By Kay Wilson-Bolton
October 3, 2006
There is a move in the State of California towards the mega-MLS. In one area to the north, REALTORS® and agents in 11 counties have joined together with 40,000 plus members. The major benefit is that agents are given access to a wider area of inventory and opportunity to expand their sphere of working influence. The jury is still out on the long-term effects.
With the expanded number of agents “in the business”, it has been common for a family friend of relative to represent a homebuyer in an area of unfamiliar territory—and the challenges begin.
Although it’s perfectly legal for your friend or relative to represent you, is it a good idea?
A major consideration is the amount of information the agent has about local customs. What the agent doesn’t know might adversely effect the transaction.
Buyers have a competitive edge by having their agent present their offer in person to the listing agent and/or the sellers. An out-of-area agent usually faxes the offer to the listing office.
While it seems contrary to best business practices for real estate agents to invest in the mega-MLS, there are some good business reasons. At some point, MLS boundaries cross over each other. I could live in one jurisdiction and work in another. I may have moved 100 miles away and still want to work in the area where I was trained.
Brokers and owners are having to join many MLS’s around the state, which requires numerous orientation meetings, joining fees, different keysafes, rules and regulations to abide. Therefore, creating an MLS with a wide circle of influence diminishes the need for duplicative efforts.
However, the downside is that agents will be tempted to work in areas with unknown “landmines” such as Redevelopment Agency activities, environmental issues, long-range planning such as airports, landfills or freeways. Many of these issues are not readily apparent and require research.

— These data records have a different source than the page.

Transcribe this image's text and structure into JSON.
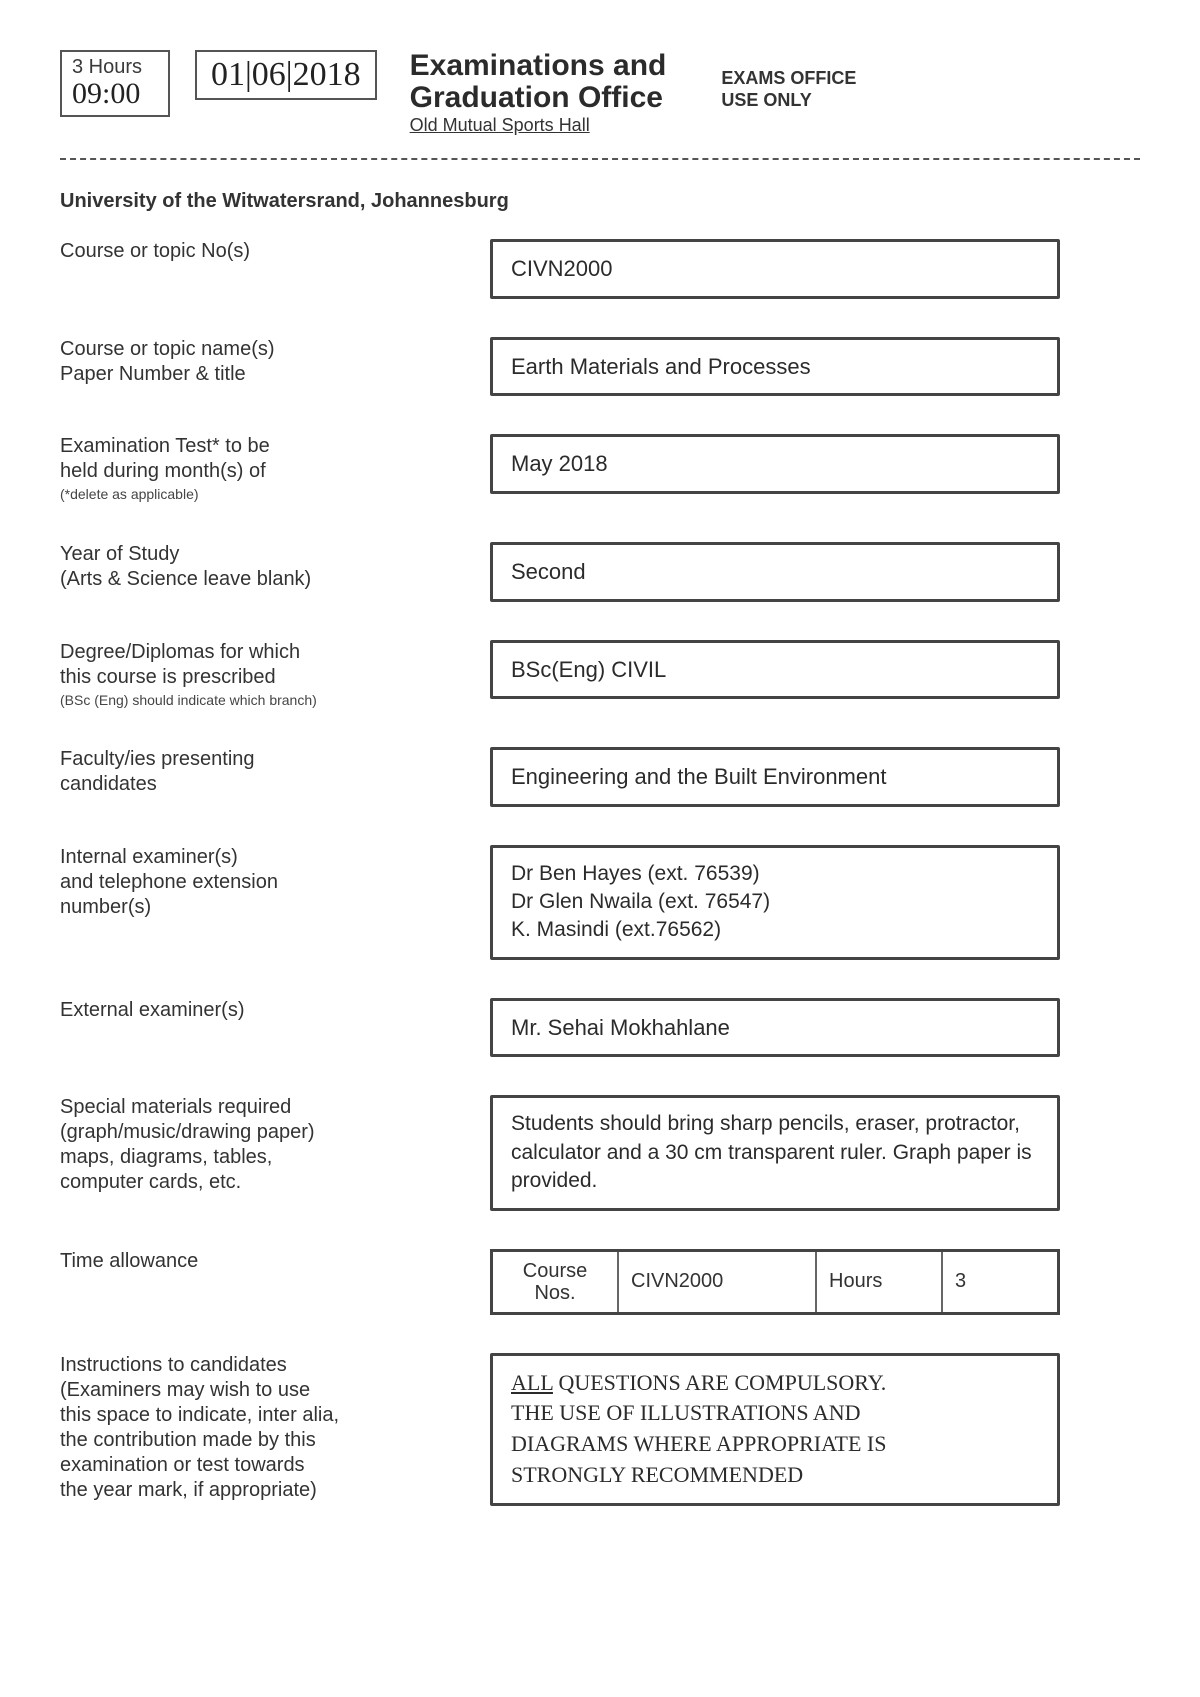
{
  "top": {
    "hours_label": "3 Hours",
    "hours_hand": "09:00",
    "date_hand": "01|06|2018",
    "title_l1": "Examinations and",
    "title_l2": "Graduation Office",
    "title_l3": "Old Mutual Sports Hall",
    "use_only_l1": "EXAMS OFFICE",
    "use_only_l2": "USE ONLY"
  },
  "university": "University of the Witwatersrand, Johannesburg",
  "rows": {
    "course_no": {
      "label": "Course or topic No(s)",
      "value": "CIVN2000"
    },
    "course_name": {
      "label_l1": "Course or topic name(s)",
      "label_l2": "Paper Number & title",
      "value": "Earth Materials and Processes"
    },
    "exam_month": {
      "label_l1": "Examination Test* to be",
      "label_l2": "held during month(s) of",
      "label_sub": "(*delete as applicable)",
      "value": "May 2018"
    },
    "year_study": {
      "label_l1": "Year of Study",
      "label_l2": "(Arts & Science leave blank)",
      "value": "Second"
    },
    "degree": {
      "label_l1": "Degree/Diplomas for which",
      "label_l2": "this course is prescribed",
      "label_sub": "(BSc (Eng) should indicate which branch)",
      "value": "BSc(Eng) CIVIL"
    },
    "faculty": {
      "label_l1": "Faculty/ies presenting",
      "label_l2": "candidates",
      "value": "Engineering and the Built Environment"
    },
    "internal": {
      "label_l1": "Internal examiner(s)",
      "label_l2": "and telephone extension",
      "label_l3": "number(s)",
      "value_l1": "Dr Ben Hayes (ext. 76539)",
      "value_l2": "Dr Glen Nwaila (ext. 76547)",
      "value_l3": "K. Masindi (ext.76562)"
    },
    "external": {
      "label": "External examiner(s)",
      "value": "Mr. Sehai Mokhahlane"
    },
    "materials": {
      "label_l1": "Special materials required",
      "label_l2": "(graph/music/drawing paper)",
      "label_l3": "maps, diagrams, tables,",
      "label_l4": "computer cards, etc.",
      "value": "Students should bring sharp pencils, eraser, protractor, calculator and a 30 cm transparent ruler. Graph paper is provided."
    },
    "time": {
      "label": "Time allowance",
      "c1a": "Course",
      "c1b": "Nos.",
      "c2": "CIVN2000",
      "c3": "Hours",
      "c4": "3"
    },
    "instructions": {
      "label_l1": "Instructions to candidates",
      "label_l2": "(Examiners may wish to use",
      "label_l3": "this space to indicate, inter alia,",
      "label_l4": "the contribution made by this",
      "label_l5": "examination or test towards",
      "label_l6": "the year mark, if appropriate)",
      "value_all": "ALL",
      "value_rest1": " QUESTIONS ARE COMPULSORY.",
      "value_l2": "THE USE OF ILLUSTRATIONS AND",
      "value_l3": "DIAGRAMS WHERE APPROPRIATE IS",
      "value_l4": "STRONGLY RECOMMENDED"
    }
  },
  "style": {
    "page_bg": "#ffffff",
    "text_color": "#333333",
    "border_color": "#444444",
    "label_fontsize": 20,
    "value_fontsize": 22
  }
}
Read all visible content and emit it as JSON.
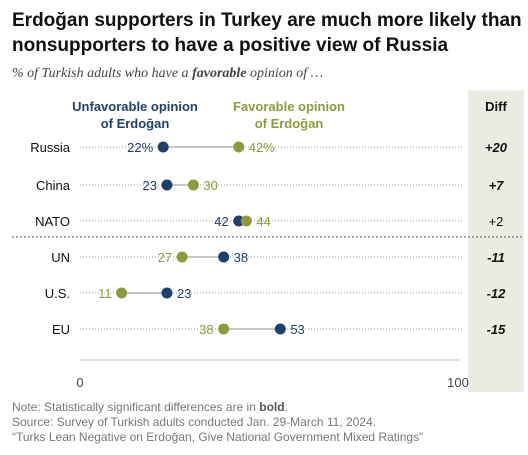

If your agent isn’t local, you must hope that the seller and the seller’s agent are especially diligent when it comes to providing necessary disclosures.
Good agents have a wealth of information about local conditions and property values. They also know the best inspectors, title and escrow officers, loan brokers, insurance agents, and contractors who can give estimates.
Additionally, if you found your home using the time and talent of a local agent, the right thing to do is to let that agent write the offer.